Economic impacts of COVID-19 lockdowns: An examination of recoveries in Jordan
- The unemployed share of the adult population in Jordan increased from 7% to 16% during the lockdown that lasted from 18 March to 15 April 2020. The unemployment share improved to 11% by September 2020, falling short of the pre-lockdown level.
- Wage earnings decreased by 42% of pre-pandemic baseline levels on average during lockdown. These partially recovered after the easing of lockdown restrictions but remained 19% below their baseline.
- About half of workers faced some difficulty buying food during lockdown. Even afterwards, about 10% of working respondents skipped meals or reduced portions. Borrowing and spending savings were the two most popular financial coping methods.

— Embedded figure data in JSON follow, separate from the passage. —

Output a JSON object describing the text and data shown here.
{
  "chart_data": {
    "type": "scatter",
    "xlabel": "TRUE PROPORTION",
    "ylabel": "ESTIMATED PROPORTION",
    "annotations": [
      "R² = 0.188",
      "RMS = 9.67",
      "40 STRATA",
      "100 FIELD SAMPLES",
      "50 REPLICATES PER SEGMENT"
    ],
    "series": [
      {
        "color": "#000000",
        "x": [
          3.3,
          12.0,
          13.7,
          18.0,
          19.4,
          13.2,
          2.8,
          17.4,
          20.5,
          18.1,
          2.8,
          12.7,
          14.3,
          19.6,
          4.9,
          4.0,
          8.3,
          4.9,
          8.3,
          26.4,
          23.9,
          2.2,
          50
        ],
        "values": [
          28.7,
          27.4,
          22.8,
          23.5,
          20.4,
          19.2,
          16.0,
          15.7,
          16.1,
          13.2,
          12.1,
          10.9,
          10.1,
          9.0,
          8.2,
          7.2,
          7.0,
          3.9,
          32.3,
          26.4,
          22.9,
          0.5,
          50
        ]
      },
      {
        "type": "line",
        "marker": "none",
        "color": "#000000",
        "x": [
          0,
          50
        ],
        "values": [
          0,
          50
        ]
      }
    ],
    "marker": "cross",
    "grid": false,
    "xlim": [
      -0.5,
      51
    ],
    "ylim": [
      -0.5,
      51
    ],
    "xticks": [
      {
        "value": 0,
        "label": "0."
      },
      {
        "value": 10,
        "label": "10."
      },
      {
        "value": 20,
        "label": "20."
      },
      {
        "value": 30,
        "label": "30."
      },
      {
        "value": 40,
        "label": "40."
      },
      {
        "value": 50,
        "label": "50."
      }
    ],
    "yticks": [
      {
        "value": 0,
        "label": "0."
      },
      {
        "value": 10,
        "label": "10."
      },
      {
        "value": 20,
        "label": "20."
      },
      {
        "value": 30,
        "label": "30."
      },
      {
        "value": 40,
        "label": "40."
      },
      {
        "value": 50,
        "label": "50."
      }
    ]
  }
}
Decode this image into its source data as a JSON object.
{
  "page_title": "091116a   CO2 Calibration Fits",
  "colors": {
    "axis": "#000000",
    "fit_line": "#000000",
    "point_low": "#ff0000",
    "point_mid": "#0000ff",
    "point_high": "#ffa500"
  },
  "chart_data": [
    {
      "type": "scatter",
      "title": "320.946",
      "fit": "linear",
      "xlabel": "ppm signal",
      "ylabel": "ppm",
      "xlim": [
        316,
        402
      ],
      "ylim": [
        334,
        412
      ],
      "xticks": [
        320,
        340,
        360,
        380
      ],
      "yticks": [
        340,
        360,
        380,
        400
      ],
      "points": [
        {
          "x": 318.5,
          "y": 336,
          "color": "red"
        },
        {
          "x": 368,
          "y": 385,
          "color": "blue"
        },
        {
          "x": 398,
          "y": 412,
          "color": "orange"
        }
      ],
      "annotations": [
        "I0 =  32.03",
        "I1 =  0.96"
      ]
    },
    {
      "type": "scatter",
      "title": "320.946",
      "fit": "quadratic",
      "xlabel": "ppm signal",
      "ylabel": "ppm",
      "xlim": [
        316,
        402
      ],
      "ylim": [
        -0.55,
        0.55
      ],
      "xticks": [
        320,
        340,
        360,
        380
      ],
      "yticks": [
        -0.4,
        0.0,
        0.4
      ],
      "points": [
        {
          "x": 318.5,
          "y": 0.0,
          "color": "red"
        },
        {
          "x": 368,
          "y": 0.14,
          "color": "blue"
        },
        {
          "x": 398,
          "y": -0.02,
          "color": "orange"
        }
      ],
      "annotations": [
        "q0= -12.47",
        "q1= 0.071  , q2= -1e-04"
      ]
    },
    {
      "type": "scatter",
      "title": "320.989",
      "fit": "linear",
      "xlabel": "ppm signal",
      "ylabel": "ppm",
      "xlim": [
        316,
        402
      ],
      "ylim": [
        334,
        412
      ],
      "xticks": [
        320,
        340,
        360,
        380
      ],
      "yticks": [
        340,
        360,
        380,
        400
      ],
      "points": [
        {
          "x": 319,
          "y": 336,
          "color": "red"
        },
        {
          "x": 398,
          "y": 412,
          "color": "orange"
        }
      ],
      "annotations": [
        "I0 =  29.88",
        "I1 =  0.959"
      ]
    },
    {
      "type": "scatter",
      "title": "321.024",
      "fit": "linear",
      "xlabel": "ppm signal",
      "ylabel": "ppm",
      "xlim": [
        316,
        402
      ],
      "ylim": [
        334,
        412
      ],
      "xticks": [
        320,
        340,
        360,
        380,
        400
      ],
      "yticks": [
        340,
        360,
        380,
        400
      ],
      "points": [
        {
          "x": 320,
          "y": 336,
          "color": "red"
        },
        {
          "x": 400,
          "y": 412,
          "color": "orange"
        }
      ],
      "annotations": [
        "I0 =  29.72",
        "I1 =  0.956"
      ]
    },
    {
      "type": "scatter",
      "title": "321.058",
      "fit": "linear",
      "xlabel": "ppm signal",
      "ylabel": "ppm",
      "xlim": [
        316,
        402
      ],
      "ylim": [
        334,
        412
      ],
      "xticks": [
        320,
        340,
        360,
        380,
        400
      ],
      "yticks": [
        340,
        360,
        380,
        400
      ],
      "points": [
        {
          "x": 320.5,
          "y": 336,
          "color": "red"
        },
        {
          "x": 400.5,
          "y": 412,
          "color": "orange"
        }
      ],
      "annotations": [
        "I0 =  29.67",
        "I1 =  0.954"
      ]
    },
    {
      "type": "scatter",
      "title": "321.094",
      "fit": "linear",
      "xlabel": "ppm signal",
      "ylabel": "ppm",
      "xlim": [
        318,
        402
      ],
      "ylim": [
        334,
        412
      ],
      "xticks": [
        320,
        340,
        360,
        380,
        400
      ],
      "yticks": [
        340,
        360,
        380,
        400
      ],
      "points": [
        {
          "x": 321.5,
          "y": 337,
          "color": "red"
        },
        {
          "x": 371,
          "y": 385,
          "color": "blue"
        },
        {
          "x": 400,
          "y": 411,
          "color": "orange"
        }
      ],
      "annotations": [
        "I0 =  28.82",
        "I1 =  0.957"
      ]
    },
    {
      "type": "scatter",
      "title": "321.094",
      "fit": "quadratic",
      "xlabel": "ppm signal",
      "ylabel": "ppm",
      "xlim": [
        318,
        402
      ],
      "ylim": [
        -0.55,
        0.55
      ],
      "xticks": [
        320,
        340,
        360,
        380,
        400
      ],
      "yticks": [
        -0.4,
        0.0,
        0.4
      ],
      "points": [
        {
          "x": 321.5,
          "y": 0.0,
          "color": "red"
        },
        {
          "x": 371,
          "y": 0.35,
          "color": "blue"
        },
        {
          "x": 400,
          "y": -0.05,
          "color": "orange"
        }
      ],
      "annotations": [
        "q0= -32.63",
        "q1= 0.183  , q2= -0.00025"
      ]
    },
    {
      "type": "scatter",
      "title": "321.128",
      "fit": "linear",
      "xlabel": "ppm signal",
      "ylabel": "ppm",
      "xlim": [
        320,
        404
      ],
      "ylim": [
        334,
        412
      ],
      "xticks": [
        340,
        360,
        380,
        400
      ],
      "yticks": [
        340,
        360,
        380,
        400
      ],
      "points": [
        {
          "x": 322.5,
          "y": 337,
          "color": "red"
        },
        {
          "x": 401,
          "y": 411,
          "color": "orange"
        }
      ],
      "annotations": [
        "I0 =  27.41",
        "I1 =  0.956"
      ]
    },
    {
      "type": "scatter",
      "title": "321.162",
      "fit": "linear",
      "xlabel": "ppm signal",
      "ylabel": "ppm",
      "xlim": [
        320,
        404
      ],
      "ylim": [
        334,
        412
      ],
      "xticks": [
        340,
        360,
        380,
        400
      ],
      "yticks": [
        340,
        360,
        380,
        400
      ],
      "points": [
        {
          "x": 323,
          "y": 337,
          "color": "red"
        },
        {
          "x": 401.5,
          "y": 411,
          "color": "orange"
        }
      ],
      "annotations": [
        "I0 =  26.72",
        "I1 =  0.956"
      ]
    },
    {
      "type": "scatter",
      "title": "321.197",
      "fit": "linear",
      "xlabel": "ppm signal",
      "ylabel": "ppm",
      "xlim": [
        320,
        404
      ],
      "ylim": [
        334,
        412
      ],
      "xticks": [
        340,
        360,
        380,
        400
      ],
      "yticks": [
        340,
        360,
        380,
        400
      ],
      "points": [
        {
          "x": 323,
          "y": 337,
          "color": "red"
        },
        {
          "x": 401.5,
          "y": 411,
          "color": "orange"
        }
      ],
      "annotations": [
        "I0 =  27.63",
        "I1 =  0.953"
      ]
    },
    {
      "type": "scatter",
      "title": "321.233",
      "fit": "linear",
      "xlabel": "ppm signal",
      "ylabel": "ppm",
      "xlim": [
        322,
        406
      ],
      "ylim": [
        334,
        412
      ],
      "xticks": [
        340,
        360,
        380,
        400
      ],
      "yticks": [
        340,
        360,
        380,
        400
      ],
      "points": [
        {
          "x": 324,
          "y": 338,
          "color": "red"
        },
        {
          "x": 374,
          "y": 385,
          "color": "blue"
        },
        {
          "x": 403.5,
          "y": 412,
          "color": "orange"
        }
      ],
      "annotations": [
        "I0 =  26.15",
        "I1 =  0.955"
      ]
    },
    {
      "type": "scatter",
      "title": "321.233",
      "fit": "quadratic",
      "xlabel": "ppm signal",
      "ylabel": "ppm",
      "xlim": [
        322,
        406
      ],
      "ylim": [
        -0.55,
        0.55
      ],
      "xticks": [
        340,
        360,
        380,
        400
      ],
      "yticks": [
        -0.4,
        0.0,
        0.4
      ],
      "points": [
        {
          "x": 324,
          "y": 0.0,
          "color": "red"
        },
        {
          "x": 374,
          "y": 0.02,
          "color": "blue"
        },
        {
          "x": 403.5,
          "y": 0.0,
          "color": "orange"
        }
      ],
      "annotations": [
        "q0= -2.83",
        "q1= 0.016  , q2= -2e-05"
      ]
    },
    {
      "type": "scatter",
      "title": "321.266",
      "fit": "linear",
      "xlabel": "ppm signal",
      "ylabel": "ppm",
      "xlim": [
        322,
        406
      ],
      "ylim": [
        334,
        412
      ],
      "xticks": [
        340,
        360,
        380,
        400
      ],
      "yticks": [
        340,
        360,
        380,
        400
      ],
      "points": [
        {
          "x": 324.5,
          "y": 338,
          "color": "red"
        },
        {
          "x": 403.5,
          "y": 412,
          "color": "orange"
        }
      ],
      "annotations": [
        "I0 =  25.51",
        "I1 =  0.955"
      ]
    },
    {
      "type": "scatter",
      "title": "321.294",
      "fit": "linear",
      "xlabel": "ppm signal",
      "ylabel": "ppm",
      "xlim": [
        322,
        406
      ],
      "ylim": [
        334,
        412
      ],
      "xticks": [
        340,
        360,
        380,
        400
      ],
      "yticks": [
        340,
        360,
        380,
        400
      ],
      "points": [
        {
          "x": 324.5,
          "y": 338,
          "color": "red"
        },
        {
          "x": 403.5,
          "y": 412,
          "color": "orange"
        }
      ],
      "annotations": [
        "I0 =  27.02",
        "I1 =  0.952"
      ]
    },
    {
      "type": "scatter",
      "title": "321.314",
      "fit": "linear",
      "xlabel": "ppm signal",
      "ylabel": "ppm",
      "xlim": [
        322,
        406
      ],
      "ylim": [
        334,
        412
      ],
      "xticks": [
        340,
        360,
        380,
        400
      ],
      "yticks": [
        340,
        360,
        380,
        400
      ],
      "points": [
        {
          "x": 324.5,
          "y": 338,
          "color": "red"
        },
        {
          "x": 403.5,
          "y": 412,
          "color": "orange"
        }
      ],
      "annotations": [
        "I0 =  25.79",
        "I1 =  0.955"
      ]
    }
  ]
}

- Low wage workers and refugees earned only a small fraction of their pre-lockdown earnings during restrictions. Less educated workers also faced steep declines in earnings and hours during lockdown. Highly educated and high wage service workers saw relatively larger reductions in hours worked after lockdown compared with other workers, but smaller reductions in earnings.
- Lockdown restrictions implemented on 17 March reduced mobility, and more so for the rich. When measuring the number of trips taken per day using mobile phone meta-data, we find the number of trips taken within a day fell on average by 57% to between 1-2 per day, and more so for wealthy individuals living in high-rent neighbourhoods. The impacts emerged with the first case of COVID-19 in Jordan and persisted, with curfews having large impacts on mobility.